During both of his visits to the center, Ambassador Escudero took extra time to visit ADRA's other programs in NAR to offer his continual support for ADRA's work. Currently, ADRA Azerbaijan is implementing a U.S.-funded feeding assistance program offering food security to 230,000 vulnerable people nationwide; an economic development program providing micro-loans to rural farmers and local business people; and a health assistance program that supports 50 clinics across NAR helping, on average, 12,000 patients per month while also immunizing 2,500 children.
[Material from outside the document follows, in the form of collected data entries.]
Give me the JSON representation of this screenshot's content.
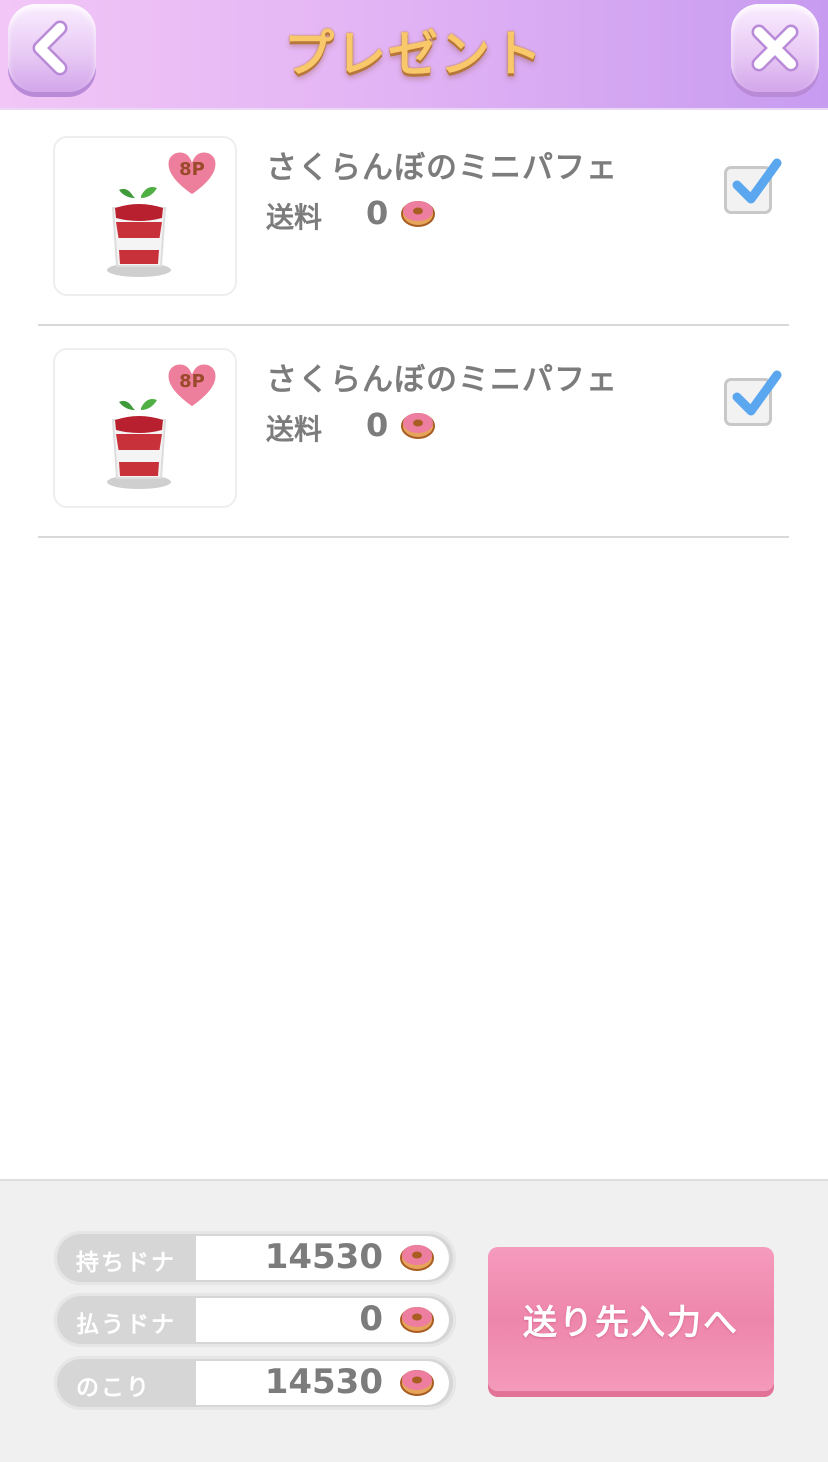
{
  "header": {
    "title": "プレゼント",
    "back_icon": "chevron-left-icon",
    "close_icon": "close-icon"
  },
  "items": [
    {
      "name": "さくらんぼのミニパフェ",
      "badge": "8P",
      "fee_label": "送料",
      "fee_value": "0",
      "checked": true
    },
    {
      "name": "さくらんぼのミニパフェ",
      "badge": "8P",
      "fee_label": "送料",
      "fee_value": "0",
      "checked": true
    }
  ],
  "footer": {
    "rows": [
      {
        "label": "持ちドナ",
        "value": "14530"
      },
      {
        "label": "払うドナ",
        "value": "0"
      },
      {
        "label": "のこり",
        "value": "14530"
      }
    ],
    "send_button": "送り先入力へ"
  },
  "colors": {
    "header_gradient": [
      "#f2c6f6",
      "#c79bf0"
    ],
    "title": "#f8c86a",
    "check": "#5aa7f0",
    "send_button": "#ee86ab"
  }
}
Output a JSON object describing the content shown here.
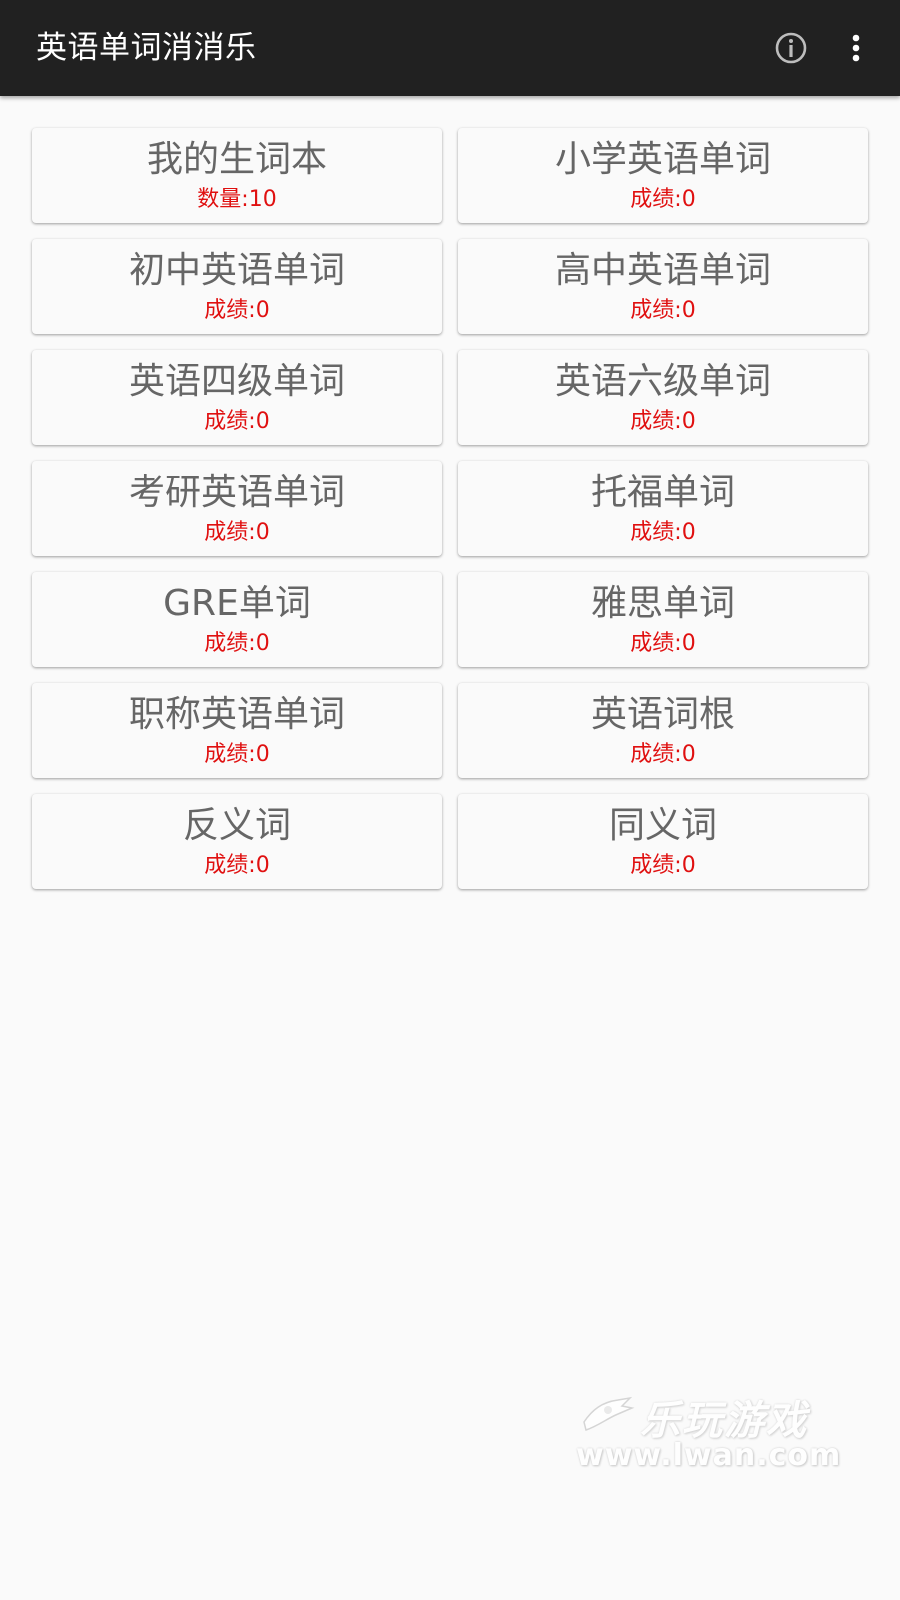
{
  "app_bar": {
    "title": "英语单词消消乐",
    "info_icon": "info-icon",
    "more_icon": "more-vert-icon"
  },
  "cards": [
    {
      "title": "我的生词本",
      "score": "数量:10"
    },
    {
      "title": "小学英语单词",
      "score": "成绩:0"
    },
    {
      "title": "初中英语单词",
      "score": "成绩:0"
    },
    {
      "title": "高中英语单词",
      "score": "成绩:0"
    },
    {
      "title": "英语四级单词",
      "score": "成绩:0"
    },
    {
      "title": "英语六级单词",
      "score": "成绩:0"
    },
    {
      "title": "考研英语单词",
      "score": "成绩:0"
    },
    {
      "title": "托福单词",
      "score": "成绩:0"
    },
    {
      "title": "GRE单词",
      "score": "成绩:0"
    },
    {
      "title": "雅思单词",
      "score": "成绩:0"
    },
    {
      "title": "职称英语单词",
      "score": "成绩:0"
    },
    {
      "title": "英语词根",
      "score": "成绩:0"
    },
    {
      "title": "反义词",
      "score": "成绩:0"
    },
    {
      "title": "同义词",
      "score": "成绩:0"
    }
  ],
  "watermark": {
    "brand": "乐玩游戏",
    "url": "www.lwan.com"
  },
  "colors": {
    "app_bar": "#212121",
    "background": "#fafafa",
    "card_title": "#666666",
    "score": "#e01010"
  }
}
Other recent developments by ADRA Azerbaijan include the monetization of 11,550 tons (10,500 metric tonnes) of U.S. wheat grains for approximately US$1.5 million. The proceeds will fund two, two-year development programs in health and agriculture along the Azerbaijan frontline territory. This program will potentially impact the lives of 250,000 people. ADRA also recently received provisional approval from the United States Department of Agriculture (USDA) for a two-year Transitional Development Feeding Assistance program to continue the much-needed assistance to 230,000 IDPs, refugees and vulnerables. Both programs are scheduled to commence on August 1 this year.